The data from advisors who use TD Ameritrade and Charles Schwab (a reasonable cross section of advisors) showed that they had 74% of their assets in risky investments in October of 2007 when the Dow Jones hit its all time high of 14165. In March of 2009, when the market bottomed at 6440 the money invested in risky assets had sunk to 49%. Industry observers are puzzled by this behavior by supposedly professional investors who should, after all, know better. There are several explanations and the reality may be a combination of all of them. One is that clients may be consciously, or unconsciously, influencing advisors to be more conventional and trend following. Another is that many advisors, in fact, are as influenced by mass emotion as their clients. The third reason, and perhaps the most disturbing, is that an MIT study found that advisors tended to mirror their clients predispositions – to quote “One danger is that if you voice a strong opinion, your adviser might not give you a second opinion. He might merely echo your own, making you think he is smart because he agrees with you—and clearing the path of least resistance to his next commission. Sometimes, acting like a sheep just pays better”. Sad, but true.

I, on the other hand, will not hesitate to give you a negative opinion if I believe it is justified by a reasonable analysis of the facts. As I have mentioned a number of times before I would rather lose half my clients than half my clients’ money.

We never, ever, have an opinion on client goals (unless they are illegal) and it is our responsibility to advise you on the best approach to achieving your goals. It is also our responsibility to advise you how your actions affect all of your goals and to help you triage between different goals.

We do, however, have strong opinions about investments and we are extraordinarily independent in our investment process. You can be certain that we will offer our professional, impartial opinion on any investment decision either inside the portfolio (where we have complete discretion) or in other areas where we always like to voice an opinion. In many ways we feel that the projects that we have helped prevent, or encourage, have been as beneficial to our clients as our routine portfolio management.

We hope that we can continue to serve you far into the future and that our partnership will be as successful in the future as it has been over the life of the portfolio.

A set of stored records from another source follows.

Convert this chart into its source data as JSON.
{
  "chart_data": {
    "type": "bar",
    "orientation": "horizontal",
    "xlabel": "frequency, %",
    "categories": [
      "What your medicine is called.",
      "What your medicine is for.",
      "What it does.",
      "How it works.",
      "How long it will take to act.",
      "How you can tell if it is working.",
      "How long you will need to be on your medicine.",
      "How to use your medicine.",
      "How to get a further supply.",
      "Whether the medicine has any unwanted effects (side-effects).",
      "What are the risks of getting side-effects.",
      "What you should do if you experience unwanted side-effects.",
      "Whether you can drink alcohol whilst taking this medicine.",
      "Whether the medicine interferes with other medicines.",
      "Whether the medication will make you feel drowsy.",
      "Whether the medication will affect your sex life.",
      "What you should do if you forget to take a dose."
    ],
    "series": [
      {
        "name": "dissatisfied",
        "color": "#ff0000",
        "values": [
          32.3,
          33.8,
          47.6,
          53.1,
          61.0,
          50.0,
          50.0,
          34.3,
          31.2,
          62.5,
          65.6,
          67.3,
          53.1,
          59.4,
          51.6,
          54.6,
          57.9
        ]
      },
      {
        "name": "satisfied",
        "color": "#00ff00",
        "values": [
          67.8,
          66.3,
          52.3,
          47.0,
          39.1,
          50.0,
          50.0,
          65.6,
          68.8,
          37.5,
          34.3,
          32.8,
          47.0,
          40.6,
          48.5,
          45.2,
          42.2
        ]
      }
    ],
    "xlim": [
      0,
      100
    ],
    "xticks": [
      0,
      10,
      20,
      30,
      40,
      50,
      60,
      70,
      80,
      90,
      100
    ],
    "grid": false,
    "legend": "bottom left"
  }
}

I suspect that the next 33 years, based on the accelerating pace of change, will be particularly challenging. I look forward to the challenge. J Please call if you have any questions or concerns. We are always available and are happy to talk, answer questions and, hopefully, to provide useful advice and answers.

Last year I wrote the following :-

What scares me most in 2013?

  • The enormous flood of money into bonds in a frantic search for yield. This will NOT end well and probably will be the next big debacle. It was an unpleasant year for fixed interest investments.
  • Politicians. No comment needed :) .

What encourages me most in 2013?

  • Some decent valuations in the equity market. They rose sharply through fair valuations to overvaluation.
  • The USA is in much better shape than everyone realizes in absolute terms and definitely better than most of the world in relative terms.  I still believe this is economic terms but not in terms of market valuations.   

What concerns me most in 2014?

  • Overvaluations in most markets. I intend to tread VERY carefully.
  • Politicians.
  • Growing income (and wealth) imbalances in the USA and, to a lesser extent, abroad.

What encourages me most in 2014?

  • A few, a very few, neglected and unpopular areas.
  • A generally benign economic environment.